First-principles study of the effect of Dirac phonons on the thermoelectric properties in monolayer Ge2H2

Abstract

The Dirac phonons have been widely attention due to their unique edge or surface states. However, research on their influence in the realm of thermoelectric transport in semiconductor materials remains limited. Here, we have systematically investigated the geometric structure, stability, electronic, thermal conductivity, and thermoelectric properties of the monolayer Ge2H2 and Ge2 based on density functional theory and the Boltzmann transport equation (BTE). The phonon spectrum of monolayer Ge2H2 exhibits both Hourglass-type and Dirac-type phonon dispersion curves. The band structure of monolayer Ge2H2 reveals a relatively large band gap of 1.02 eV (1.75 eV for HSE), indicating that it is a direct band gap semiconductor. These two features make monolayer Ge2H2 an ideal material for exploring the effect of Dirac phonons on thermoelectric transport properties. In this paper, we determined that the lattice thermal conductivity (κl) in Ge2H2 is 0.59 Wm−1K−1 at 300 K, but undergoes a sharp increase upon removal of H atoms. This is mainly attributed to the disappearance of the Dirac phonons and the change of lattice vibration modes by removing the H atoms.
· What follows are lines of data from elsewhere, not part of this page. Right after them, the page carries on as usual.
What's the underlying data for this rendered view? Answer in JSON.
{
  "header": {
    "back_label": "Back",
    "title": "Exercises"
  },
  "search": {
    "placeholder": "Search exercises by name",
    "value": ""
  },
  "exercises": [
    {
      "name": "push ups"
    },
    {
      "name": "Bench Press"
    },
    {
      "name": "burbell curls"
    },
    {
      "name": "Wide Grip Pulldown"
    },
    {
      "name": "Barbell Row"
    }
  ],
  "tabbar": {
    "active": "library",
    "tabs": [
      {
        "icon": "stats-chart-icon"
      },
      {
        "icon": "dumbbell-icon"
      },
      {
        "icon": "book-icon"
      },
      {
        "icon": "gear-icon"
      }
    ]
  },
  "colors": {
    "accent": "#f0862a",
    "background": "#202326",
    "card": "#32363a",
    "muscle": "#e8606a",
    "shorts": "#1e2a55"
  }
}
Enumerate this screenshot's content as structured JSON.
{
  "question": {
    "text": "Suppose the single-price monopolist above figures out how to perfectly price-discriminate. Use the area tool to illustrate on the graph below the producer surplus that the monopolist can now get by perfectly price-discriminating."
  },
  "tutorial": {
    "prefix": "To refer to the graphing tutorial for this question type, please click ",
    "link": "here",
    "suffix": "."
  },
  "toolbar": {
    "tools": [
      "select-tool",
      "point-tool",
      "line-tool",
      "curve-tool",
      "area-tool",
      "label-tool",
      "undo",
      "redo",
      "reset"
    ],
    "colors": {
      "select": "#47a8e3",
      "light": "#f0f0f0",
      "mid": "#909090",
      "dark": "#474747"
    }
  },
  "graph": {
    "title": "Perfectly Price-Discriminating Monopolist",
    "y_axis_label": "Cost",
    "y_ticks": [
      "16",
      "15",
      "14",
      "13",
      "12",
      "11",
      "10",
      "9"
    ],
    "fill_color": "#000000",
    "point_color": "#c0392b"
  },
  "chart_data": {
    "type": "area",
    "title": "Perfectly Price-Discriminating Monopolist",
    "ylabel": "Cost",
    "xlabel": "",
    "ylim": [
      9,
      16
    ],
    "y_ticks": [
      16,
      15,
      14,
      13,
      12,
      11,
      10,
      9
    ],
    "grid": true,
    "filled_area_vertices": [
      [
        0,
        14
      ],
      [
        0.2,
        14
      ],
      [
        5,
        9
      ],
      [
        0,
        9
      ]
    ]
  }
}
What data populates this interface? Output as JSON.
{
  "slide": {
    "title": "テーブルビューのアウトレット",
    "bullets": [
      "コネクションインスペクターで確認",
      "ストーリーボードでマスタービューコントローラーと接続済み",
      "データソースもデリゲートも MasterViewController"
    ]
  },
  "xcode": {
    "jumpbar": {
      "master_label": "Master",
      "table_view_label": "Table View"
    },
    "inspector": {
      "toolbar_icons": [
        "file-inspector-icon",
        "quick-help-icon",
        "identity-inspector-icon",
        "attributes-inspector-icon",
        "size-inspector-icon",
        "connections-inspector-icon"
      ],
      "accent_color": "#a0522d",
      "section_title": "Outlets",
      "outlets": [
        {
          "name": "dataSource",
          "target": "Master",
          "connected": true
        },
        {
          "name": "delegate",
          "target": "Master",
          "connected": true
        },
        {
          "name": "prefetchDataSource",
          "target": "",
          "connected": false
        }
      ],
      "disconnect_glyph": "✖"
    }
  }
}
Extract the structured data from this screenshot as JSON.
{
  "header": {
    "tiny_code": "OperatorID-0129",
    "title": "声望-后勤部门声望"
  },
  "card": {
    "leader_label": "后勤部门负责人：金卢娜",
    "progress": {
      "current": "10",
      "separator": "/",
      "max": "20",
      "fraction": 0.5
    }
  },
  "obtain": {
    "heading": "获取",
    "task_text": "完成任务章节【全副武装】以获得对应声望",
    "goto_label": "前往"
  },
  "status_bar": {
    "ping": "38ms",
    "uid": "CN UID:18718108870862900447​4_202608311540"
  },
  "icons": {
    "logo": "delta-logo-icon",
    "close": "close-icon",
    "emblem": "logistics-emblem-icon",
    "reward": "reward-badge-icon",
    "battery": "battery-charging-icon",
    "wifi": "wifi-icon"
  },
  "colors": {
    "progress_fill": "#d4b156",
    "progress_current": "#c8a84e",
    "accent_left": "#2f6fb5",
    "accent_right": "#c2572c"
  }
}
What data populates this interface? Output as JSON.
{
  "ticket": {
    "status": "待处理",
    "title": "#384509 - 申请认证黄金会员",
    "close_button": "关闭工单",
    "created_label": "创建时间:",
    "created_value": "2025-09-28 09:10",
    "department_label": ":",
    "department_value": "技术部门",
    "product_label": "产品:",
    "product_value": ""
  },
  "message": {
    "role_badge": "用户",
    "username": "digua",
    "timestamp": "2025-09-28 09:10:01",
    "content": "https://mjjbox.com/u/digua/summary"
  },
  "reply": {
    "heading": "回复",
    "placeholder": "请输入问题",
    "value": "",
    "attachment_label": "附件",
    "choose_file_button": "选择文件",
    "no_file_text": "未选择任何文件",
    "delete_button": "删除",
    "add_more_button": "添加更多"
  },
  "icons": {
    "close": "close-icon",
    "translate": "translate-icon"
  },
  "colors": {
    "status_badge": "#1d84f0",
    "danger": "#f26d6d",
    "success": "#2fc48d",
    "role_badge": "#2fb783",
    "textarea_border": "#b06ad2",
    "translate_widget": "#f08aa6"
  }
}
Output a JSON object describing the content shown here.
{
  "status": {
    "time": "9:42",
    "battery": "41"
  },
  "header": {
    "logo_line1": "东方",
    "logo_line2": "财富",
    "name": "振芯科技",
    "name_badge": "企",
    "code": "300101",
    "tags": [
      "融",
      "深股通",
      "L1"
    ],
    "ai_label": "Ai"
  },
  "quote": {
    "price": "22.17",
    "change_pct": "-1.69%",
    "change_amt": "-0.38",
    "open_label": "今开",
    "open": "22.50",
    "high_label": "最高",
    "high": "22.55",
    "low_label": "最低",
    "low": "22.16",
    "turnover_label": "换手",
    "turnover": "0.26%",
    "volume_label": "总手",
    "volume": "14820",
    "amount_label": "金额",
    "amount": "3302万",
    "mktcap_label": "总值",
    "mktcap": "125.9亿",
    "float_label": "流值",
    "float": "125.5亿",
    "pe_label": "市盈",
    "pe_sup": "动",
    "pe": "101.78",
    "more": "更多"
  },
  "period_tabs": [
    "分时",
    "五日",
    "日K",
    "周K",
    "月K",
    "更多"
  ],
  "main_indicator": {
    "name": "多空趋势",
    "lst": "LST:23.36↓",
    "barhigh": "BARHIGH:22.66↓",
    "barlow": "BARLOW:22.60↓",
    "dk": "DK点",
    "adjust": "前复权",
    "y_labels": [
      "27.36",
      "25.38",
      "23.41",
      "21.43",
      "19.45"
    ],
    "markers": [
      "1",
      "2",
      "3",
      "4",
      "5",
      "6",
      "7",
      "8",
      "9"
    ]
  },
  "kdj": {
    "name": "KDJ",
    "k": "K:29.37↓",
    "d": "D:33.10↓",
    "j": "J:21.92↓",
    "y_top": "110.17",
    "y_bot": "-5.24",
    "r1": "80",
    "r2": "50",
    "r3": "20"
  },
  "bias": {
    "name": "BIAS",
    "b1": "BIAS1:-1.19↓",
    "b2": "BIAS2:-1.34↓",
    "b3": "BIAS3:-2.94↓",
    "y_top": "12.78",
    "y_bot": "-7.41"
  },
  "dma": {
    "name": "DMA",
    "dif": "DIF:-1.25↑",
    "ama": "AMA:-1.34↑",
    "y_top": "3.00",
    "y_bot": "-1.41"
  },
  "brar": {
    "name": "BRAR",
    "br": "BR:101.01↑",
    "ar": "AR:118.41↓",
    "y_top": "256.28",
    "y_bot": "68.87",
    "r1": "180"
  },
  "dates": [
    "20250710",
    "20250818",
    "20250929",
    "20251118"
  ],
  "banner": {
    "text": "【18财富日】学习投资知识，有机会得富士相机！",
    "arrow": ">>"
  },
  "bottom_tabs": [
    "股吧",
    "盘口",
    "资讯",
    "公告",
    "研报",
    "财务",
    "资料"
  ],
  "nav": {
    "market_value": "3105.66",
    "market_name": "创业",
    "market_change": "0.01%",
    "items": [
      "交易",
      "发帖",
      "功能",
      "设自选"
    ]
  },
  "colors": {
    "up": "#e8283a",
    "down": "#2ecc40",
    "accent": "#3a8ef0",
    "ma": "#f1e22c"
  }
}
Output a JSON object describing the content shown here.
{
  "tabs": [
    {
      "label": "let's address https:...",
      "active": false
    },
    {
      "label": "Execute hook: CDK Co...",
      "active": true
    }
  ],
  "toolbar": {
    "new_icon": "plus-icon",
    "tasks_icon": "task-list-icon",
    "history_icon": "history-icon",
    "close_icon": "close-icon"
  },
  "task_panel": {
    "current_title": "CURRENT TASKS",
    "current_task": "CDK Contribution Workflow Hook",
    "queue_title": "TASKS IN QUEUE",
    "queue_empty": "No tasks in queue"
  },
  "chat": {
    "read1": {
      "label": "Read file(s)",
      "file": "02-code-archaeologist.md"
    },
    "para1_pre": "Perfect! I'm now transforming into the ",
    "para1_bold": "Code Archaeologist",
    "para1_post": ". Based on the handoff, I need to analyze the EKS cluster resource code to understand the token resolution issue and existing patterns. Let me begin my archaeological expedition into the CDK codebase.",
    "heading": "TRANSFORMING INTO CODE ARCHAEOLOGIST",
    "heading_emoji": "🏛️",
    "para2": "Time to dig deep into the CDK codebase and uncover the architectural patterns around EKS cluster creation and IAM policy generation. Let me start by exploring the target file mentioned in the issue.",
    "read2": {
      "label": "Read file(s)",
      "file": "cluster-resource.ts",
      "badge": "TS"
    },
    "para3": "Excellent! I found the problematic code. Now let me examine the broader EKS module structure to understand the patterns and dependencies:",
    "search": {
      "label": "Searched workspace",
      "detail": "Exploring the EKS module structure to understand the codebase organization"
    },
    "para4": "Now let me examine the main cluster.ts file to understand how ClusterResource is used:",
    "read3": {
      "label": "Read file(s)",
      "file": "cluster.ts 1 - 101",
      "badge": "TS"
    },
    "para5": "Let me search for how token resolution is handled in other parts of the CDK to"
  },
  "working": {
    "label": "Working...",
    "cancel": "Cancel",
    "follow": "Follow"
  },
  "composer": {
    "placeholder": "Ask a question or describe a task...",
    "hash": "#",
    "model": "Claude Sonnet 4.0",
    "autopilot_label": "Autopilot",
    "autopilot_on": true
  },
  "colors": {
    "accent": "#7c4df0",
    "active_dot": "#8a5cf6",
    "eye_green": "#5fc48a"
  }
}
While also exhibiting high carrier mobilities (134.86 cm2/Vs for holes) and extended scattering time (4.22 × 10−14 s for holes), indicative of excellent thermoelectric performance. With increasing temperature, the ZTmax of p-type doping reaches 0.63 at 700 K in Ge2H2. Remarkably, at 300K, the Hourglass-type phonon contributes only 5.94 % to κl, while the Dirac phonon contributes 3.44 %. Further analysis reveals that the Dirac phonon within Hourglass-type in monolayer Ge2H2 contributes 2.5 % to the ZTmax at 300K. Our investigation elucidates the impact of Dirac phonons on thermoelectric properties, providing valuable insights for future design and exploration of high-ZT thermoelectric materials.